Saturday, March 1, 2008

Utensílio Moderno

Paulo Pereira é alto, magro e, acrescente-se uma calvície prematura, não o serão todas? O historiador esteve na Faculdade de Letras de Coimbra, no Anfiteatro III, 4º piso, sob a égide, “A História de Arte e a Gestão do Património”. A eficácia de um discurso destituído de formalismos linguísticos, “sim, eu não me lembrei disto por eu ser brilhante”, mete a mão no bolso esquerdo, desloca-se para a direita e abana a cabeça, a instigar constantemente a comicidade. Segundo Paulo Pereira, “esta última Ministra foi devastadora para a Cultura, tem que se começar tudo de novo”.
Coloca como o ponto de saída desta conferência a Revolução Francesa, a partir da qual deixou de existir uma estrutura social, vertical, “mas há muitos países europeus que [ainda hoje] são monarquias, a Finlândia, Dinamarca”. Mas, quando se deu esta equação, que “não foi ao meio-dia de 1789”, desapareceu o “tempo circular”, que até aí era manipulado pelo Clero/Nobreza/Reis, e surge o tempo linear, “onde há uma evolução” económico-social.
De seguida, enumera e explica sucintamente os diferentes tipos de “coisinhas” que foram acrescentadas à História de Arte, e em particular, ao Património, “desde a acústica e o cheiro de um espaço”, há “coisinhas” e mais “coisinhas”, “é por isso que digo que a História de Arte está sempre a receber novas tipologias de estudo”. Consequentemente, aumenta o âmbito da sua universalidade, como se a História fosse vítima do tempo que a produz, por exemplo desde 1990 que se acrescentaram mais de dez disciplinas à História de Arte. A este quadro teremos que “implicar arqueólogos e arquitectos e a História de Arte” para “ avaliar o objecto de estudo”, em todas as suas vertentes. Para Paulo Pereira, “les monuments”, que é como os franceses se referem aos “monumentos”—(e repete, sublinhando a ênfase no sotaque parisiense: “Les Monuments, son notre monuments)-- isto é, representam o passado [patrimonial] que deve ser preservado, não foi por acaso que os museus nasceram em França”. Estes foram os primeiros a lucrar com esta nova deliberação.
Num país pobre como o nosso, é natural “que não consigamos defender o nosso património”, mas “podem criar-se mecanismos”, e exibe em powerpoint-- o conferencista recorreu sempre a este apoio visual-- uma lista de estruturas que foram sujeitas a escrutínio, quando desempenhou o papel de vice-presidente no extinto Instituto Português do Património Arquitectónico.

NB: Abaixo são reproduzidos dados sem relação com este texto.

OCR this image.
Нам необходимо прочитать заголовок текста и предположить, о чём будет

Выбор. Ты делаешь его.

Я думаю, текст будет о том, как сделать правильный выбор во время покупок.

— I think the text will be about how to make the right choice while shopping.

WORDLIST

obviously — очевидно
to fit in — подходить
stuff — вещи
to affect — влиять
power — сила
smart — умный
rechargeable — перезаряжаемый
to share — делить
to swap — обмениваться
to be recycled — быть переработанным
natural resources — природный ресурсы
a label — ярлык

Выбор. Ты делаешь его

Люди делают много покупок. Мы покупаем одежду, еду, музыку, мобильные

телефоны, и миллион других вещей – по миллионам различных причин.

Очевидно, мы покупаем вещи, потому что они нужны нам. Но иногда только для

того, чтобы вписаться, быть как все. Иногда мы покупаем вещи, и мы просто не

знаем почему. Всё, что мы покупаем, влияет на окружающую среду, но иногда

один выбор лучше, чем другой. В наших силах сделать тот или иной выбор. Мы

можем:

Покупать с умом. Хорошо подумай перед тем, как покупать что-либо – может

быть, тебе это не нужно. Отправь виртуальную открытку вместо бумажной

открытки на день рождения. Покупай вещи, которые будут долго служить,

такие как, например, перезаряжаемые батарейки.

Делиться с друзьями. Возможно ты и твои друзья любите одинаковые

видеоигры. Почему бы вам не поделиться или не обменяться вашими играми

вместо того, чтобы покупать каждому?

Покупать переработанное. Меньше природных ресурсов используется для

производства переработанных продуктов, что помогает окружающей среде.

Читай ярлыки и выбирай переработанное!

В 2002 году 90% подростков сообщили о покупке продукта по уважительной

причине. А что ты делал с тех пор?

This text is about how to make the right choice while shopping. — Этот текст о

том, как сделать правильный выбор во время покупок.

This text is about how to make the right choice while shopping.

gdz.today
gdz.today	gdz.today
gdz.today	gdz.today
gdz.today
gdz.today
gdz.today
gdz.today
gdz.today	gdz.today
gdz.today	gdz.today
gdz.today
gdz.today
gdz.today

Paulo Pereira defendeu que “os lucros” ganhos nas diversas instituições deveriam ser divididos pelas outras, “que não atraem muitas pessoas”. No entanto, contrapõe com o Palácio Nacional da Pena que: “sofre com a chegada constante de turistas”, “não chegam todos ao mesmo tempo, como é óbvio”. A afluência destes agentes “obrigará ao seu encerramento uma vez por semana, ou mesmo duas, mas depois, isso vai-se reflectir na conta da luz e até nos vencimentos” dos funcionários de toda a rede de monumentos nacionais.
No ecrã, exibe obras que são “impossíveis de preservar pelo Estado” e dá como solução a “semi-privatização dos edifícios”, transformando-os em pousadas, mas “os espaços continuavam a pertencer ao Estado”. Apesar de não lhe agradar, na totalidade, esta solução, sublinha, “que é melhor do que ver os edifícios a degradarem-se”. Como exemplo paradigmático dá o Convento de Mafra, que é o que “tem a maior área coberta” em Portugal, um quarto do seu restauro custou, “um milhão de contos [faz suspense] e quatrocentos mil contos”.
Stockhausen caracterizou o ataque às Torres Gémeas como uma “obra de arte”. Paulo Pereira, vê neste ataque uma guerra entre dois tempos antagonistas, “os terroristas foram extremamente inteligentes, atingiram o coração de algo que representava um bem maior”, ao fazê-lo “estiveram a contrariar um tempo que não é teocêntrico” e logo linear, “que não submete a evolução a um dogma profundamente religioso, fundamentalista”. “Eu não me lembrei disto porque sou um génio, eu estava na cozinha a falar com a minha mulher e comentei com ela: `já não lhes bastam as pessoas?”. E o seu rosto de barba por rapar, ganha contornos de quem está a ver a verdadeira extensão do horror do 11 de Setembro.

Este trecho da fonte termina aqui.